Chocolate is heavenly. Chocolate rules. Chocolate, my friends, is a terrible thing to shun on a diet. With this recipe, you can have your chocolate and eat it, too. It’s a pudding made with high-protein, super-nutritious tofu. And if you think you don’t like tofu, get over it. Tofu takes on whatever flavor it is paired with, including chocolate! So, dive into this Mexican Chocolate Pudding recipe from The 17 Day Diet Cookbook by Dr. Mike Moreno.

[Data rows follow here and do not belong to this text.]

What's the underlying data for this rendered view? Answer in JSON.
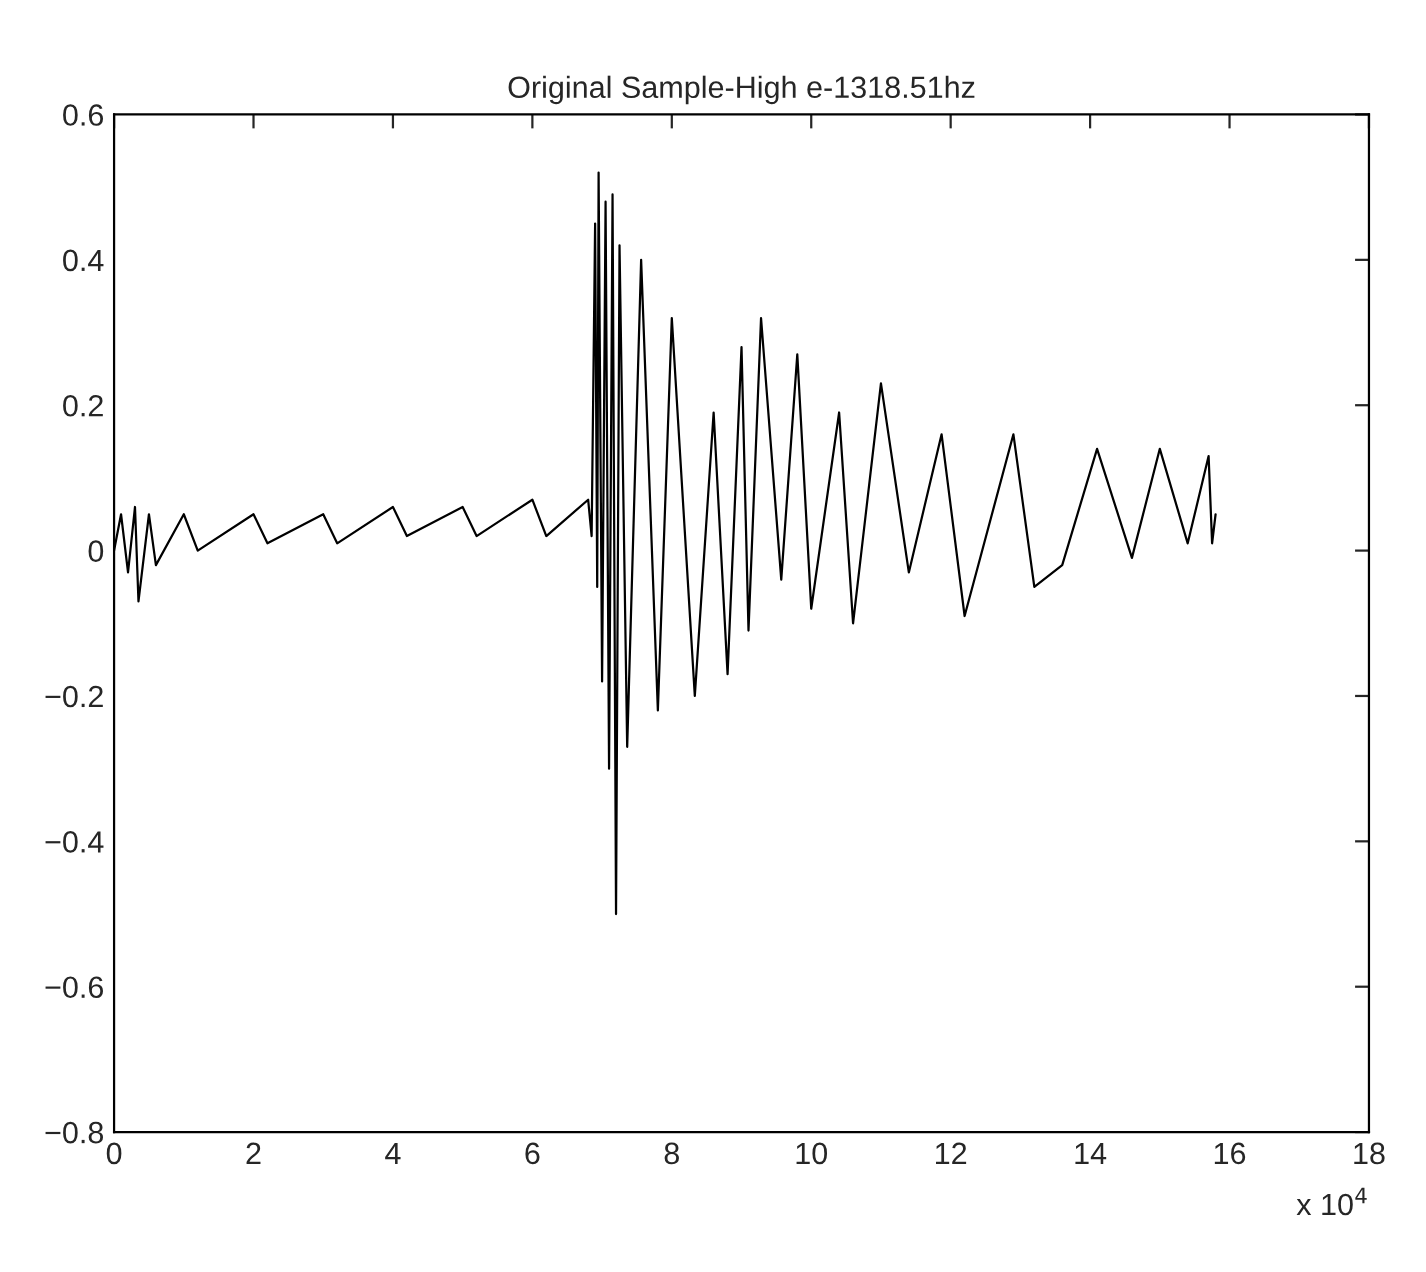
{
  "chart_data": {
    "type": "line",
    "title": "Original Sample-High e-1318.51hz",
    "x": [
      0.0,
      0.1,
      0.2,
      0.3,
      0.35,
      0.5,
      0.6,
      1.0,
      1.2,
      2.0,
      2.2,
      3.0,
      3.2,
      4.0,
      4.2,
      5.0,
      5.2,
      6.0,
      6.2,
      6.8,
      6.85,
      6.9,
      6.93,
      6.95,
      7.0,
      7.05,
      7.1,
      7.15,
      7.2,
      7.25,
      7.36,
      7.56,
      7.8,
      8.0,
      8.33,
      8.6,
      8.8,
      9.0,
      9.1,
      9.28,
      9.57,
      9.8,
      10.0,
      10.4,
      10.6,
      11.0,
      11.4,
      11.87,
      12.2,
      12.9,
      13.2,
      13.6,
      14.1,
      14.6,
      15.0,
      15.4,
      15.7,
      15.75,
      15.8
    ],
    "series": [
      {
        "color": "#000000",
        "values": [
          0.0,
          0.05,
          -0.03,
          0.06,
          -0.07,
          0.05,
          -0.02,
          0.05,
          0.0,
          0.05,
          0.01,
          0.05,
          0.01,
          0.06,
          0.02,
          0.06,
          0.02,
          0.07,
          0.02,
          0.07,
          0.02,
          0.45,
          -0.05,
          0.52,
          -0.18,
          0.48,
          -0.3,
          0.49,
          -0.5,
          0.42,
          -0.27,
          0.4,
          -0.22,
          0.32,
          -0.2,
          0.19,
          -0.17,
          0.28,
          -0.11,
          0.32,
          -0.04,
          0.27,
          -0.08,
          0.19,
          -0.1,
          0.23,
          -0.03,
          0.16,
          -0.09,
          0.16,
          -0.05,
          -0.02,
          0.14,
          -0.01,
          0.14,
          0.01,
          0.13,
          0.01,
          0.05
        ]
      }
    ],
    "xlim": [
      0,
      18
    ],
    "xticks": [
      0,
      2,
      4,
      6,
      8,
      10,
      12,
      14,
      16,
      18
    ],
    "ylim": [
      -0.8,
      0.6
    ],
    "yticks": [
      {
        "value": -0.8,
        "label": "−0.8"
      },
      {
        "value": -0.6,
        "label": "−0.6"
      },
      {
        "value": -0.4,
        "label": "−0.4"
      },
      {
        "value": -0.2,
        "label": "−0.2"
      },
      0,
      0.2,
      0.4,
      0.6
    ],
    "annotations": [
      "x 10$^{4}$"
    ],
    "grid": false,
    "legend": false,
    "marker": "none",
    "line_style": "solid"
  }
}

12.3-ounce package silken extra-firm tofu
5 tablespoons unsweetened cocoa powder
3 tablespoons sugar-free chocolate-flavored syrup
2 teaspoons Truvia
1/2 teaspoon almond extract
1/2 teaspoon cinnamon
1/4 teaspoon or less cayenne, optional
Place all the ingredients in a large food processor. Cover and process until smooth, about 1 minute, scraping down the inside of the bowl at least once. Divide into four ramekins or small bowls; serve immediately or refrigerate.
Yield: 4 servings
Tip: It’s important to get the silken extra-firm tofu. Mori-Nu sells it in packages that are shelf-stable, no refrigeration needed. Please use cocoa powder, not hot cocoa mix. The pudding is not pourable but very thick. You have to scrape it out of the food processor. A blender will not work because the tofu is so thick.